Machine Learning Infrastructure [Research]
I just started a new position at a small AI startup as a systems engineer. Historically, my roles have been in more traditional IT roles on the support side in Windows environments.
We have several data science and machine learning teams for different products and projects. They all seem to use different technologies at the moment. We also have a lot of bare metal hardware laying around that is not inventoried or monitored and seems to be under-utilized in some places while other hardware has a long waitlist.
I had a meeting with the managers and leads of each team to figure out what they were doing, using, etc. All of them have decided to transition to Airflow and Dask. Some teams require heavy CPU and storage while others require heavy GPU for their jobs.

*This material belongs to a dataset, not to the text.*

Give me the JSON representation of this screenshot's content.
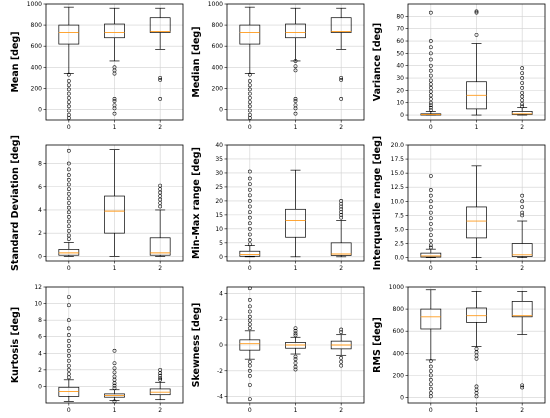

This is my first venture into machine learning so I’m trying to educate myself. We have been discussing gathering up unused hardware and building one or more clusters to provide organized, consistent, and scheduled resources to the teams for their workflows. I am thinking something like containers as a service where they can pick their CPU/GPU requirements and generate instances for processing on-demand, without having to go through Ops. Ops just maintains the infrastructure to make sure there is enough available to the teams.
For those of you working in machine learning and data science, does this sound like a good solution? Are there products out there y’all use that function in this way? I’ve been reading about some of VMware’s vCloud solutions and found an article about containers/Kubernetes as a service that also allowed for traditional VMs to reside in the cluster but now I can’t find it.
I would appreciate any info, suggestions, articles, or products that may help me empower our teams. I would love to really provide some solid infrastructure that is productive and easy for them to use.